Showing posts with label doing it your way. Show all posts
Showing posts with label doing it your way. Show all posts

Monday, 16 May 2011

becoming a bride

Re-reading my previous post makes me realise: the main thing that I hadn't expected was that I would become 'a bride', with all the connotations that involves. Not that brides have to put their hair up or spend 150 quid on shoes. But that's just what's happened for me.

Discussing this with friends at a hen do last weekend, a few engaged and recently-married ladies were talking with a girl who was yet to be engaged. She sounded like me of a year and a half ago: "I don't want the fuss, I don't want any of the traditions, I just want it really low key, I want to do it my way..."

Every single one of the engaged/married ladies said the same thing. They were like that too. They were embarrassed by being a 'bride to be' and they wanted to do it differently. Then they realised, that as Becca said in the comments to my last post, that the things that you want to reject are the things that make it a wedding. It took a while for me to realise that people love weddings and that I might love one too. Once we'd realised we wanted to have a wedding, not just the 'big party' that had been initially suggested, then there were some things that couldn't be rejected.

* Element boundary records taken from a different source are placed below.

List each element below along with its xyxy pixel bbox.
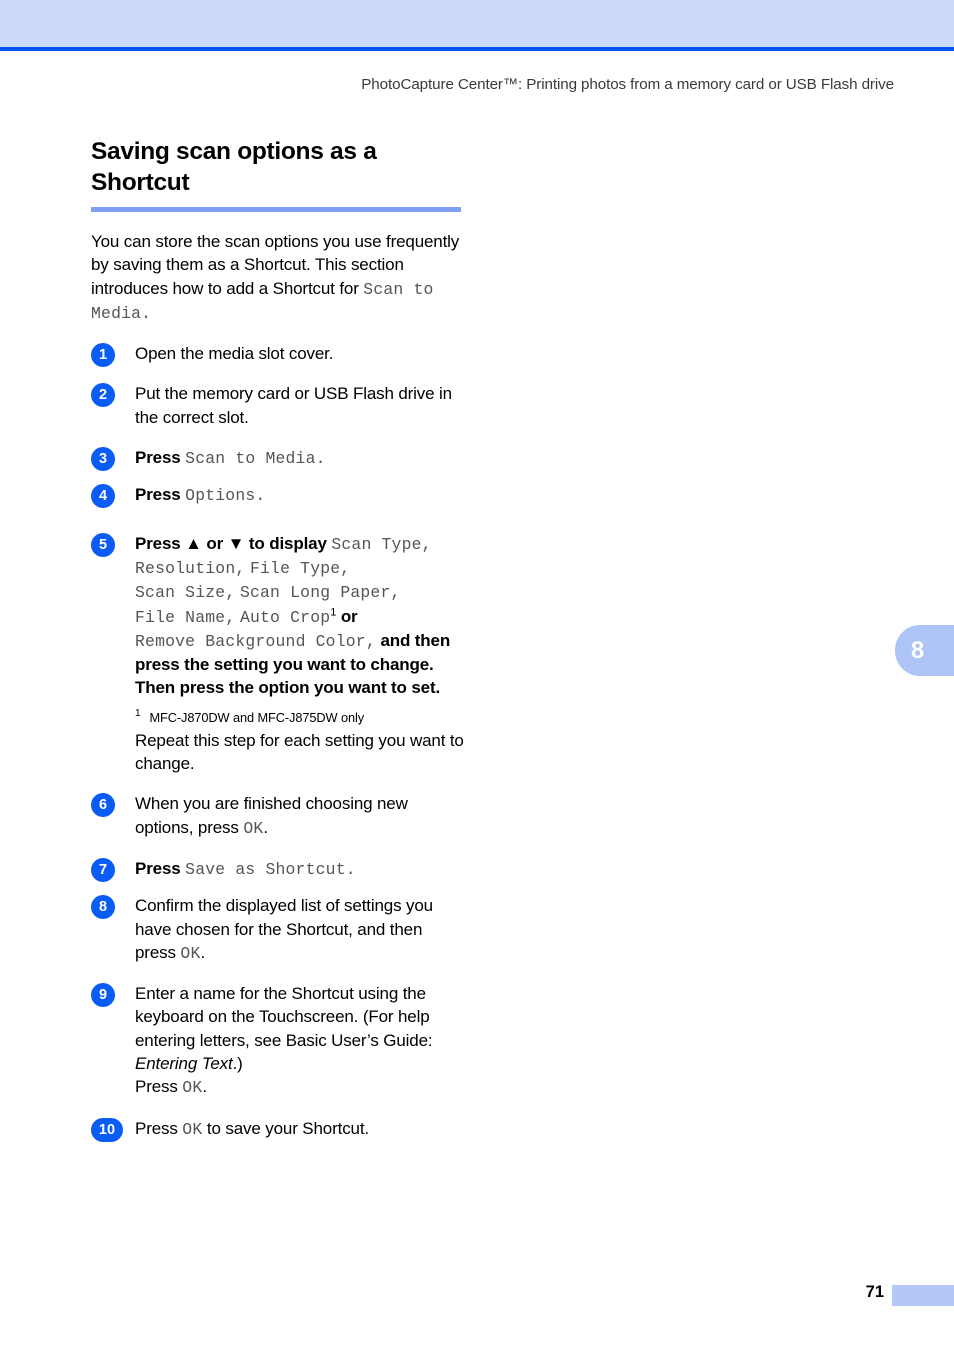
step-list: 1 Open the media slot cover. 2 Put the m… — [91, 342, 466, 1142]
step-number-badge: 9 — [91, 983, 115, 1008]
step-item: 9 Enter a name for the Shortcut using th… — [91, 982, 466, 1099]
press-label: Press — [135, 448, 181, 468]
step-text-after: .) — [232, 1054, 243, 1074]
intro-paragraph: You can store the scan options you use f… — [91, 230, 466, 325]
or-word: or — [340, 606, 358, 626]
step-number-badge: 2 — [91, 383, 115, 408]
step-text-before: Enter a name for the Shortcut using the … — [135, 984, 433, 1050]
step-text: Press Options. — [135, 483, 466, 507]
step-number-badge: 3 — [91, 447, 115, 472]
step-item: 7 Press Save as Shortcut. — [91, 857, 466, 882]
lcd-text: Remove Background Color, — [135, 631, 376, 651]
step-item: 8 Confirm the displayed list of settings… — [91, 894, 466, 965]
header-band — [0, 0, 954, 47]
step5-repeat-note: Repeat this step for each setting you wa… — [135, 730, 464, 774]
page-title: Saving scan options as a Shortcut — [91, 138, 377, 196]
step-item: 10 Press OK to save your Shortcut. — [91, 1117, 466, 1142]
step-number-badge: 1 — [91, 343, 115, 368]
step-text: Press Save as Shortcut. — [135, 857, 466, 881]
step-text: When you are finished choosing new optio… — [135, 792, 466, 840]
step-text-before: When you are finished choosing new optio… — [135, 794, 408, 837]
lcd-text: File Name, — [135, 607, 236, 627]
step-text-after: . — [263, 817, 268, 837]
press-label: Press — [135, 1118, 183, 1138]
chapter-tab: 8 — [895, 625, 954, 676]
lcd-text: Auto Crop — [239, 607, 331, 627]
step-item: 6 When you are finished choosing new opt… — [91, 792, 466, 840]
step-text: Open the media slot cover. — [135, 344, 334, 364]
step-text: Press Scan to Media. — [135, 446, 466, 470]
lcd-text: OK — [180, 943, 201, 963]
lcd-text: Options. — [185, 486, 266, 506]
footnote-text: MFC-J870DW and MFC-J875DW only — [149, 709, 365, 725]
step-text: Confirm the displayed list of settings y… — [135, 894, 466, 965]
step-item: 1 Open the media slot cover. — [91, 342, 466, 368]
footnote: 1 MFC-J870DW and MFC-J875DW only — [135, 709, 466, 726]
lcd-text: File Type, — [249, 558, 351, 578]
step-text: Enter a name for the Shortcut using the … — [135, 982, 466, 1099]
lcd-text: Scan Long Paper, — [239, 583, 401, 603]
step-text: Press OK to save your Shortcut. — [135, 1117, 466, 1141]
step-text-after: to save your Shortcut. — [202, 1118, 369, 1138]
page-number: 71 — [865, 1283, 884, 1301]
guide-reference: Entering Text — [135, 1054, 233, 1074]
press-label: Press — [135, 1077, 183, 1097]
header-rule — [0, 47, 954, 51]
step-item: 5 Press ▲ or ▼ to display Scan Type, Reso… — [91, 532, 466, 776]
step-text: Put the memory card or USB Flash drive i… — [135, 384, 452, 427]
step-item: 3 Press Scan to Media. — [91, 446, 466, 472]
footer-color-block — [892, 1285, 954, 1306]
step-number-badge: 7 — [91, 857, 115, 882]
step5-lead: Press ▲ or ▼ to display — [135, 533, 332, 553]
lcd-text: OK — [182, 1119, 203, 1139]
step-number-badge: 5 — [91, 532, 115, 557]
lcd-text: OK — [243, 818, 264, 838]
footnote-number: 1 — [135, 708, 141, 720]
lcd-text: Scan Size, — [135, 583, 236, 603]
step-number-badge: 6 — [91, 793, 115, 818]
press-label: Press — [135, 485, 181, 505]
lcd-text: Resolution, — [135, 558, 246, 578]
lcd-text: Scan Type, — [331, 534, 432, 554]
press-label: Press — [135, 858, 181, 878]
title-underline — [91, 207, 461, 212]
lcd-text: OK — [182, 1078, 203, 1098]
step-text: Press ▲ or ▼ to display Scan Type, Resolu… — [135, 532, 466, 700]
lcd-text: Save as Shortcut. — [185, 859, 356, 879]
lcd-text: Scan to Media. — [185, 449, 326, 469]
step-number-badge: 8 — [91, 895, 115, 920]
footnote-marker: 1 — [330, 605, 337, 618]
step-number-badge: 10 — [91, 1117, 123, 1142]
step-item: 2 Put the memory card or USB Flash drive… — [91, 382, 466, 429]
content-column: Saving scan options as a Shortcut You ca… — [91, 136, 466, 1158]
press-line-end: . — [202, 1077, 207, 1097]
step-number-badge: 4 — [91, 484, 115, 509]
step-text-after: . — [200, 942, 206, 962]
step-item: 4 Press Options. — [91, 483, 466, 509]
running-head: PhotoCapture Center™: Printing photos fr… — [361, 76, 894, 93]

During the same conversation, I also posited the point that a wedding wasn't just your day. You were the reason for it, but it's also for everyone else. I'm still haunted by a comment from my mum in the early days, which made me feel like the most selfish bride to be in the world - everything I'd thought I was escaping by doing it another way.

Me: We aren't going to have cake. We're just going to have cheese.
Mum: [disappointment and huge sadness in her voice] No cake?
Me: Yes, you can have cheese, like a cake. It's really cool.
Mum: [sadly] But... people like cake...

Yes, and of course, the crucial detail. My mum doesn't like cheese. What was her daughter doing? How could I be so inconsiderate? I felt like the worst sort of bride, demanding that people bow to her will and do things HER WAY. You can fight for what you want. But it's a shame if that makes other people sad.

Another friend, due to be married in a month, said that now the initial fuss had died down, she was looking forward to getting married more than anything. And not just to getting married, but to being married and to celebrating it.

Anyway. Three and a half months to go, I'm finally embracing it.